- The paper introduces FSFP, a framework that leverages few-shot learning to enhance protein language models using minimal wet-lab data.
- It demonstrates that integrating meta-transfer learning and listwise ranking can improve Spearman correlations from below 0.1 to over 0.5 with as few as 20 examples.
- The study combines MAML-based meta-training and auxiliary tasks to offer a robust, data-efficient method for advancing protein engineering and directed evolution.
Enhancing the Efficiency of Protein LLMs with Minimal Wet-Lab Data through Few-Shot Learning
The paper "Enhancing the Efficiency of Protein LLMs with Minimal Wet-Lab Data through Few-Shot Learning" presents a novel approach called FSFP (Few-Shot Learning for Protein Fitness Prediction), which aims to improve protein LLMs (PLMs) in conditions of limited labeled experimental data. This work integrates the methodologies of meta-transfer learning (MTL), learning to rank (LTR), and parameter-efficient fine-tuning into a comprehensive framework for enhancing the prediction accuracy of PLMs in predicting protein fitness, using only a few tens of experimental single-site mutants from the target protein.
FSFP Methodology
The FSFP framework addresses significant challenges in protein fitness prediction models: the scarcity of labeled data, the practical limitations of high-throughput assays, and the necessity for effective use of large unlabeled datasets. FSFP's major component, meta-transfer learning, involves leveraging existing labeled datasets to provide an efficient initial parameterization for PLMs, enhancing their adaptability when applied to new protein-targeting tasks. The approach involves:
- Building Auxiliary Tasks: This step collects labeled datasets of similar proteins and generates pseudo-labels via multiple sequence alignment (MSA) to create tasks for meta-training.
- Meta-Training: Employs the MAML (Model-Agnostic Meta-Learning) algorithm to train PLMs on these auxiliary tasks, resulting in a model that can rapidly adjust to new tasks with minimal data.
- Transfer Learning and LTR: FSFP employs listwise learning to rank (LTR), focusing on predicting relative fitness rather than absolute values, thereby addressing key aspects of directed evolution.
Empirical Results
The performance of FSFP was assessed using 87 deep mutational scanning datasets from ProteinGym, a comprehensive benchmark set. FSFP demonstrated robust predictive performance, particularly with datasets where baseline models such as ridge regression showed limitations. Key findings highlighted that FSFP could improve models with initially poor zero-shot performance (Spearman correlations below 0.1) to levels exceeding 0.5, using as few as 20 labeled examples.
Comparative Analysis
FSFP was compared against alternatives, such as zero-shot approaches, supervised models using ridge regression, and other parameter-efficient fine-tuning techniques. FSFP consistently outperformed these baselines, driven by its efficient data utilization and capacity to integrate MSA-derived evolutionary insights with supervised learning signals. Notably, FSFP showed significant gains when tested on SaProt, ESM-1v, and ESM-2, with SaProt (FSFP) emerging as the leading performer due to its dual encoding of structural and sequence data.

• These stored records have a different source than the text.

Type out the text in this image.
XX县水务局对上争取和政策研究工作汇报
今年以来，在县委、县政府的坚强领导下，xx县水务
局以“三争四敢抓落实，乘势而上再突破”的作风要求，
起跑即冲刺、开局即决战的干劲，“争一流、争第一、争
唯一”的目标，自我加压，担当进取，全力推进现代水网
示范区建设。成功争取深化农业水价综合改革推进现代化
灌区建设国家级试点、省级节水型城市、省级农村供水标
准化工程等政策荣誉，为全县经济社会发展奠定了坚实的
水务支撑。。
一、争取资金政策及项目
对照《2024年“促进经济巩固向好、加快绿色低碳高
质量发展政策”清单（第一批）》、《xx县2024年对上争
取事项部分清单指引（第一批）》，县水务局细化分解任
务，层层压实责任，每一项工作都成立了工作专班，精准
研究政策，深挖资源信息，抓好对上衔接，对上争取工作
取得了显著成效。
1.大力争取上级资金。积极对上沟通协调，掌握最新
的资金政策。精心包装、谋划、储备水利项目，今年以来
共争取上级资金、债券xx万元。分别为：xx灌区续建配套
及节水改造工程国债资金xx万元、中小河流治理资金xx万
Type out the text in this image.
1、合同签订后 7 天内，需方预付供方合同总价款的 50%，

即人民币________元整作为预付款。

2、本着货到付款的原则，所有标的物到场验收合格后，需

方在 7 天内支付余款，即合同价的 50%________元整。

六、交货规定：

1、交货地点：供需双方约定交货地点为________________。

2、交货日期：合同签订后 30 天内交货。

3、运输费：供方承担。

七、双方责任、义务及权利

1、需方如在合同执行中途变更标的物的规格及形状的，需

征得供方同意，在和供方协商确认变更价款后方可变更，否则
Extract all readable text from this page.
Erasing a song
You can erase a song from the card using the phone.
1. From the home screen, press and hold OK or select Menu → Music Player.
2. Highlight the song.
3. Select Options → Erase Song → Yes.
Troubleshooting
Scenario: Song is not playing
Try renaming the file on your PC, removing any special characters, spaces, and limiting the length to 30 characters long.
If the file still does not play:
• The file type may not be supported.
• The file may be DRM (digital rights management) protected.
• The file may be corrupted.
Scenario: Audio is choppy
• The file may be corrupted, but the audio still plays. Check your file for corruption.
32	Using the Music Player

Implications and Future Directions
The findings of this paper imply a broad applicability of FSFP in AI-guided protein engineering, especially in scenarios constrained by limited experimental data. The framework's robust generalizability and high efficiency highlight its potential for significant impact on directed evolution and related protein engineering applications. Looking forward, further work might explore the utility of FSFP in other foundational models and investigate the integration of richer auxiliary datasets or improved optimization strategies to further enhance predictive performance.
This research demonstrates a clear advancement in utilizing few-shot learning strategies to refine PLMs, marking a step towards more efficient protein design processes while simultaneously maximizing the practical usage of minimal experimental data. The paper potentially paves the way for innovations in protein engineering, where computational efficiency and data scarcity often represent formidable obstacles.